JACE grants provide federal funding through a competitive process for large, impactful projects that educate the public about the historical importance of Japanese American incarceration during World War II, so that present and future generations may learn from Japanese American confinement and the commitment of the United States to equal justice under the law.

“The Red River Valley Writing project, housed in the NDSU Department of English, provides community engagement, offers professional development to English graduate students, and increases the visibility of NDSU throughout the state,” said Jess Jung, NDSU associate dean for faculty affairs and success. “The Norman Y. Mineta Japanese American Confinement Education grant will enrich WWII curriculum with North Dakota history. This work is vital to NDSU's land grant mission.”

The Red River Valley Writing Project at NDSU is a local site of the National Writing Project (NWP), a nationwide network of 175 university-based sites that prepare approximately 2,500 new teacher-leaders each year. Established in 1974, the organization is dedicated to advancing writing and the teaching of writing, grounded in the belief that writing is fundamental to learning, critical thinking, and engaged citizenship.

“We pride ourselves on a ‘teachers teaching teachers’ model for professional development of leadership capacity,” Melby said.

In his past college writing courses, Melby has assigned a project in which students conduct a visual analysis of WWII Japanese American confinement photography using library research. He said students are surprised to learn that more than 1,800 people of Japanese ancestry were removed from their homes and detained at Fort Lincoln near Bismarck. The Fort Lincoln site housed different populations – Japanese-born community leaders from the West Coast who were arrested in the initial panic after Pearl Harbor, and American-born dissidents from the Tule Lake camp who were seen as agitators and renounced their American citizenship.

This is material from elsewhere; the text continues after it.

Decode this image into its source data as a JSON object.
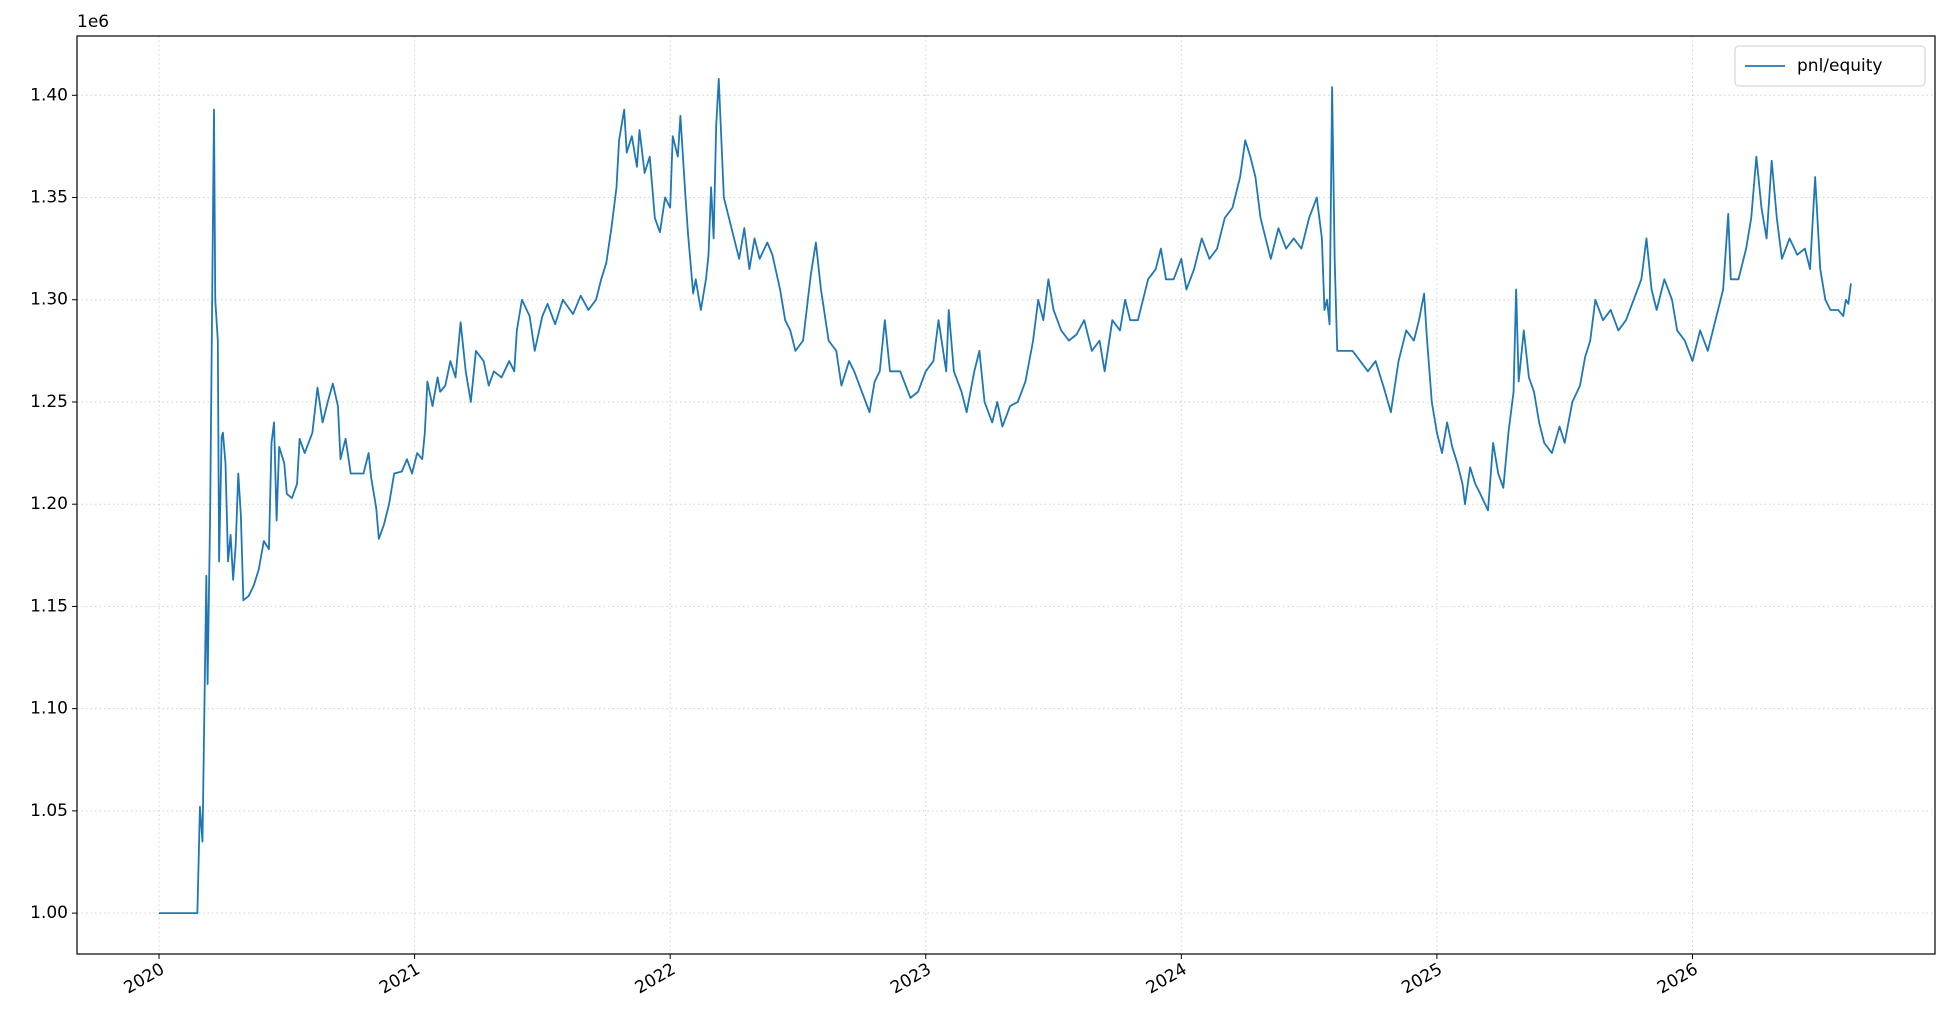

“We aim to help teachers and students explore the circumstances surrounding each of these groups, both in the images of prison life and the texts documenting their identities and experiences through the creation and dissemination of place-based educational materials,” Melby said. “The location of this detention facility on the site of the United Tribes Technical College further highlights our project’s essential question: ‘How does the experience of exclusion and incarceration affect a people’s responses to the loss of their human and constitutional rights?’”

The NWP, in collaboration with the National Japanese American Historical Society and the National Park Service, formed the foundation for this grant, Melby said. The initiative required local organizations, in this case, the Red River Valley Writing Project, near historical sites of Japanese American confinement to highlight specific regional perspectives and develop place-based lesson plans that could be shared and implemented in schools within those regions.

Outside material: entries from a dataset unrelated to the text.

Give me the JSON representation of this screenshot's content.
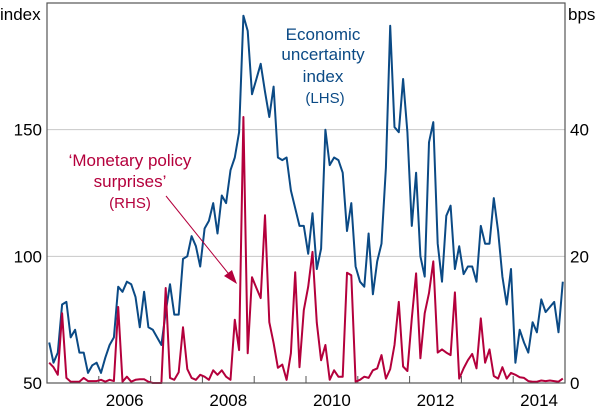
{
  "chart_data": {
    "type": "line",
    "left_axis": {
      "label": "index",
      "ylim": [
        50,
        200
      ],
      "ticks": [
        50,
        100,
        150
      ]
    },
    "right_axis": {
      "label": "bps",
      "ylim": [
        0,
        60
      ],
      "ticks": [
        0,
        20,
        40
      ]
    },
    "x_tick_labels": [
      "2006",
      "2008",
      "2010",
      "2012",
      "2014"
    ],
    "xlim": [
      "2005-01",
      "2014-12"
    ],
    "grid": "horizontal",
    "x": [
      "2005-01",
      "2005-02",
      "2005-03",
      "2005-04",
      "2005-05",
      "2005-06",
      "2005-07",
      "2005-08",
      "2005-09",
      "2005-10",
      "2005-11",
      "2005-12",
      "2006-01",
      "2006-02",
      "2006-03",
      "2006-04",
      "2006-05",
      "2006-06",
      "2006-07",
      "2006-08",
      "2006-09",
      "2006-10",
      "2006-11",
      "2006-12",
      "2007-01",
      "2007-02",
      "2007-03",
      "2007-04",
      "2007-05",
      "2007-06",
      "2007-07",
      "2007-08",
      "2007-09",
      "2007-10",
      "2007-11",
      "2007-12",
      "2008-01",
      "2008-02",
      "2008-03",
      "2008-04",
      "2008-05",
      "2008-06",
      "2008-07",
      "2008-08",
      "2008-09",
      "2008-10",
      "2008-11",
      "2008-12",
      "2009-01",
      "2009-02",
      "2009-03",
      "2009-04",
      "2009-05",
      "2009-06",
      "2009-07",
      "2009-08",
      "2009-09",
      "2009-10",
      "2009-11",
      "2009-12",
      "2010-01",
      "2010-02",
      "2010-03",
      "2010-04",
      "2010-05",
      "2010-06",
      "2010-07",
      "2010-08",
      "2010-09",
      "2010-10",
      "2010-11",
      "2010-12",
      "2011-01",
      "2011-02",
      "2011-03",
      "2011-04",
      "2011-05",
      "2011-06",
      "2011-07",
      "2011-08",
      "2011-09",
      "2011-10",
      "2011-11",
      "2011-12",
      "2012-01",
      "2012-02",
      "2012-03",
      "2012-04",
      "2012-05",
      "2012-06",
      "2012-07",
      "2012-08",
      "2012-09",
      "2012-10",
      "2012-11",
      "2012-12",
      "2013-01",
      "2013-02",
      "2013-03",
      "2013-04",
      "2013-05",
      "2013-06",
      "2013-07",
      "2013-08",
      "2013-09",
      "2013-10",
      "2013-11",
      "2013-12",
      "2014-01",
      "2014-02",
      "2014-03",
      "2014-04",
      "2014-05",
      "2014-06",
      "2014-07",
      "2014-08",
      "2014-09",
      "2014-10",
      "2014-11",
      "2014-12"
    ],
    "series": [
      {
        "name": "Economic uncertainty index (LHS)",
        "axis": "left",
        "color": "#0b4a85",
        "values": [
          66,
          58,
          62,
          81,
          82,
          68,
          71,
          62,
          62,
          54,
          57,
          58,
          54,
          60,
          65,
          68,
          88,
          86,
          90,
          89,
          84,
          72,
          86,
          72,
          71,
          68,
          65,
          78,
          89,
          77,
          77,
          99,
          100,
          108,
          104,
          96,
          111,
          114,
          121,
          109,
          124,
          121,
          134,
          139,
          149,
          195,
          189,
          164,
          170,
          176,
          165,
          155,
          167,
          139,
          138,
          139,
          126,
          119,
          112,
          112,
          101,
          117,
          95,
          103,
          150,
          136,
          139,
          138,
          133,
          110,
          121,
          96,
          90,
          88,
          109,
          85,
          98,
          105,
          135,
          191,
          151,
          149,
          170,
          149,
          112,
          133,
          100,
          92,
          145,
          153,
          105,
          90,
          116,
          120,
          95,
          104,
          93,
          96,
          96,
          90,
          112,
          105,
          105,
          123,
          110,
          92,
          81,
          95,
          58,
          71,
          66,
          62,
          74,
          70,
          83,
          78,
          80,
          82,
          70,
          90
        ]
      },
      {
        "name": "'Monetary policy surprises' (RHS)",
        "axis": "right",
        "color": "#b4003c",
        "values": [
          3.2,
          2.5,
          1.3,
          11,
          0.8,
          0.2,
          0.2,
          0.2,
          0.8,
          0.3,
          0.3,
          0.3,
          0.5,
          0.2,
          0.5,
          0.3,
          12,
          0.2,
          1,
          0.2,
          0.5,
          0.6,
          0.6,
          0.2,
          0,
          0,
          0,
          15,
          0.8,
          0.5,
          1.7,
          8.8,
          2.2,
          0.8,
          0.5,
          1.3,
          1,
          0.5,
          2,
          1.3,
          2,
          1,
          0.5,
          10,
          5.2,
          42,
          4.7,
          16.7,
          15,
          13.4,
          26.5,
          9.6,
          6.3,
          2.4,
          2.9,
          0.5,
          4.7,
          17.5,
          2.5,
          11.5,
          15.2,
          20.7,
          9.5,
          3.6,
          6,
          0.5,
          2,
          1,
          1,
          17.4,
          17,
          0.2,
          0.5,
          1,
          0.8,
          2,
          2.3,
          4.4,
          0.7,
          2.2,
          6.0,
          12.8,
          2.6,
          1.9,
          10.2,
          17.3,
          3.9,
          11.0,
          14.2,
          19.2,
          4.8,
          5.3,
          4.8,
          4.4,
          14.3,
          0.7,
          2.3,
          3.6,
          4.6,
          2.3,
          10.2,
          3.2,
          5.3,
          1.1,
          0.7,
          2.5,
          0.7,
          1.6,
          1.3,
          0.9,
          0.8,
          0.3,
          0.2,
          0.2,
          0.4,
          0.3,
          0.4,
          0.3,
          0.2,
          0.7
        ]
      }
    ],
    "annotations": {
      "uncertainty": [
        "Economic",
        "uncertainty",
        "index",
        "(LHS)"
      ],
      "surprises": [
        "‘Monetary policy",
        "surprises’",
        "(RHS)"
      ]
    }
  }
}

“Using place-based educational materials helps students realize that WWII history didn't just happen ‘somewhere else,’ in particular a painful history — it happened in North Dakota, on the grounds of what is now the United Tribes Technical College,” said NDSU interim vice president for research and creative activity Heidi Grunwald.

When the NWP began developing the grant proposal, interest was immediately expressed due to prior work in Japanese American confinement education and the site’s proximity to the Fort Lincoln Internment Camp detention facility. After a letter of intent was submitted, along with supporting research and a rationale outlining why the site would be a strong partner for this work, the grant application was accepted.

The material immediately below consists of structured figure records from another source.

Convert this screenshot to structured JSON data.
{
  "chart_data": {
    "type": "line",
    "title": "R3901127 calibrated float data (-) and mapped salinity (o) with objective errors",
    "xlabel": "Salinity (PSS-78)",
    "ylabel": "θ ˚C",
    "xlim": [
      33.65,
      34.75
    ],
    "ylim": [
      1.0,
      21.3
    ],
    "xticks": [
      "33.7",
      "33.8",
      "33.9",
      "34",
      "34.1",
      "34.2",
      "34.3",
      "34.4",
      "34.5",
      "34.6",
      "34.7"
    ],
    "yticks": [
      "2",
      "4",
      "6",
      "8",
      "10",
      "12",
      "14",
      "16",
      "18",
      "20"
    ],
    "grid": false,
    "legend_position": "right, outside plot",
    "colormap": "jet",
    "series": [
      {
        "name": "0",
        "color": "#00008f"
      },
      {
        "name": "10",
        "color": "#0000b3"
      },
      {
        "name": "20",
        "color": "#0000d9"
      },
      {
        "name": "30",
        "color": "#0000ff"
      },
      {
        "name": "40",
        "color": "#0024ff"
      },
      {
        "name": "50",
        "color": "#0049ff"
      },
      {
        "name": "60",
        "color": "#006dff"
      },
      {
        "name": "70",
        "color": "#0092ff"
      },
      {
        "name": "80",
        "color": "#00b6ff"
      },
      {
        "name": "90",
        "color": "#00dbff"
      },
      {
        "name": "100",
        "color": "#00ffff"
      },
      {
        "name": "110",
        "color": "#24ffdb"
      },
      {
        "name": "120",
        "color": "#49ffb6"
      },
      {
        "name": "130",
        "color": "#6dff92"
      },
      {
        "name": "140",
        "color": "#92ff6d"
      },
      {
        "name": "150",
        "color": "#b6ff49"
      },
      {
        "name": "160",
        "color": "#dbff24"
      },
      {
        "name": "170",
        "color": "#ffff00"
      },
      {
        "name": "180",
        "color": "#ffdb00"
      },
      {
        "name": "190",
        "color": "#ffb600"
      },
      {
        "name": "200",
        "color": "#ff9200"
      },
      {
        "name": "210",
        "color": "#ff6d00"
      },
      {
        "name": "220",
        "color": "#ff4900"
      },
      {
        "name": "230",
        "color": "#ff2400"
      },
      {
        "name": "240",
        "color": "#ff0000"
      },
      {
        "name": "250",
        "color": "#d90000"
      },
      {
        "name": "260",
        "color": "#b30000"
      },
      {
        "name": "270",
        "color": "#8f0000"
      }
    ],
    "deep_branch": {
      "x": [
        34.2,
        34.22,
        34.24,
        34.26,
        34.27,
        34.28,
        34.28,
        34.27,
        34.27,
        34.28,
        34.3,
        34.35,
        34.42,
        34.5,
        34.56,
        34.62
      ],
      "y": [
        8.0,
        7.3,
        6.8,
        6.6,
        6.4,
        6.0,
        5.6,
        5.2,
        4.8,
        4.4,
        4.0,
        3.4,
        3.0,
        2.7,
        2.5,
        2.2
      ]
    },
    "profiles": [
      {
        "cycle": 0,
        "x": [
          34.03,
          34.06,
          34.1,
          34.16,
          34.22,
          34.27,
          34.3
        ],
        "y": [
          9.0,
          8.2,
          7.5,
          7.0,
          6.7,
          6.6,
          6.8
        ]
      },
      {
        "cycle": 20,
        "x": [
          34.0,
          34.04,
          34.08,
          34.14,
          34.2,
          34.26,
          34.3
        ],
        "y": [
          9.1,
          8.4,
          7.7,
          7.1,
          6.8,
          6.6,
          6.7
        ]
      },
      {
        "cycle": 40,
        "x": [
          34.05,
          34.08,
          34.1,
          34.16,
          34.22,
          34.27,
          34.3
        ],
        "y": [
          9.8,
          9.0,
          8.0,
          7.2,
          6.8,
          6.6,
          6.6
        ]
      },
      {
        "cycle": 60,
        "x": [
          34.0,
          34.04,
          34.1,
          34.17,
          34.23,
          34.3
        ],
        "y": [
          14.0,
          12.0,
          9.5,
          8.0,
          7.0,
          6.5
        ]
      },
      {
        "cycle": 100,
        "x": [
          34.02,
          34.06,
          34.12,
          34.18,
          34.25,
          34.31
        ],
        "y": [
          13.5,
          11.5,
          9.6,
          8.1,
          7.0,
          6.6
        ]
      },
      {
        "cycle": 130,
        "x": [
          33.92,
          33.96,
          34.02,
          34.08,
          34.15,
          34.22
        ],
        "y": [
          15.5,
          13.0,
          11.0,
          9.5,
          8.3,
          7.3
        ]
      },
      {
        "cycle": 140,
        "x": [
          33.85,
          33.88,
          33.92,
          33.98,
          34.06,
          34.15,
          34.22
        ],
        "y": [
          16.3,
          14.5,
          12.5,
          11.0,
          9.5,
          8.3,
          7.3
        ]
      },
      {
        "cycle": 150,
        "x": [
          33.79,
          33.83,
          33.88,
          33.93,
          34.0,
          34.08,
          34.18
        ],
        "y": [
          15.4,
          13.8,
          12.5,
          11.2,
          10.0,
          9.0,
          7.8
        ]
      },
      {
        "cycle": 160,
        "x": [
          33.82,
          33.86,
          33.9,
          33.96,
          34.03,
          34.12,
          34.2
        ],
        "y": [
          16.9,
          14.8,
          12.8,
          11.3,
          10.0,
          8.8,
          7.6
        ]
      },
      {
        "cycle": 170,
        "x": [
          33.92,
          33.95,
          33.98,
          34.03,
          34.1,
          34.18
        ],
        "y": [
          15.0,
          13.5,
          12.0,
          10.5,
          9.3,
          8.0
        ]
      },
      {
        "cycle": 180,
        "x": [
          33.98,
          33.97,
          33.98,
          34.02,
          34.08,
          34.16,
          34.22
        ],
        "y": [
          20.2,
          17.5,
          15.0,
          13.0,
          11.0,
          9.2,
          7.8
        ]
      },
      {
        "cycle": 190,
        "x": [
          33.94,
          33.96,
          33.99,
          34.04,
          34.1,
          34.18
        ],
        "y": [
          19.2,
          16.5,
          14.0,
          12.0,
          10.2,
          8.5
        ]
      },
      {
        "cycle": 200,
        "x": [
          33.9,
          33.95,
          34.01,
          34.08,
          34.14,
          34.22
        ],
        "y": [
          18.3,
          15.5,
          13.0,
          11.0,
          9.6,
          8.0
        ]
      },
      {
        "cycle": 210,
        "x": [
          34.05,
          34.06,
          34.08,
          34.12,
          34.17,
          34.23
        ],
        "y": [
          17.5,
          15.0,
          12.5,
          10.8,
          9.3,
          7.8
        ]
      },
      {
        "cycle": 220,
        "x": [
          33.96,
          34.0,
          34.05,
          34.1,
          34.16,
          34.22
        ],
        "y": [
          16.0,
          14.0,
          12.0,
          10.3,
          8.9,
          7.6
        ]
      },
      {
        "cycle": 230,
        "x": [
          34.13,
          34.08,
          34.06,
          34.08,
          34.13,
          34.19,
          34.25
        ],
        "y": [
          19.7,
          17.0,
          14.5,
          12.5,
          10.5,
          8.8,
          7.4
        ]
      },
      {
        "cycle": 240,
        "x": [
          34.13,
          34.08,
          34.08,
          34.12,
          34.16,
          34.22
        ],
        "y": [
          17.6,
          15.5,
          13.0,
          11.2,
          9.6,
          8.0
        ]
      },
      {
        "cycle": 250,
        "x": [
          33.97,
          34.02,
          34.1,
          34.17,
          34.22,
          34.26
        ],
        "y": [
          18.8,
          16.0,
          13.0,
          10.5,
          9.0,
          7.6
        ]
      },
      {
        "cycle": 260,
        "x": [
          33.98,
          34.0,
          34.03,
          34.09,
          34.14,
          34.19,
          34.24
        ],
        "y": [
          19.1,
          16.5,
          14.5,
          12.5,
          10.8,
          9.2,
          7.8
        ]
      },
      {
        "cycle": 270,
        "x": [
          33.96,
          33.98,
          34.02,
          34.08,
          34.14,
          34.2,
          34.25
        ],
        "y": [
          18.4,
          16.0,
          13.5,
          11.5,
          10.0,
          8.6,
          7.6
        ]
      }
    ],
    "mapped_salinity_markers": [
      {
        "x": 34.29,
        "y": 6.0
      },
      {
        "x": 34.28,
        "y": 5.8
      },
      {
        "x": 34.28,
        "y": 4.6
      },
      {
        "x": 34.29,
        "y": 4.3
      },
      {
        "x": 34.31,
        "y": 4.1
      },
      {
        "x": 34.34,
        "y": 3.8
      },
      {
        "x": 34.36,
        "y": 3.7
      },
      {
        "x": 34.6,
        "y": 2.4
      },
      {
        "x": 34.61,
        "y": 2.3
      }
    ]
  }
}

“This project aims to bring these materials into present-day schools in a meaningful way that prompts reflection on our past, present and future,” Melby said. “This is a part of North Dakota history, and most North Dakotans, including our teachers and students, don't know it exists.”

While the project is a lesson in history, Melby said, it is also a relevant conversation about issues of today.

“The questions this history raises about constitutional rights, due process and how fear can drive a nation to act counter to its own values are still alive in our current moment,” Melby said. “A new generation of North Dakotans deserves an opportunity to wrestle with these questions by exploring a part of their own state's history.”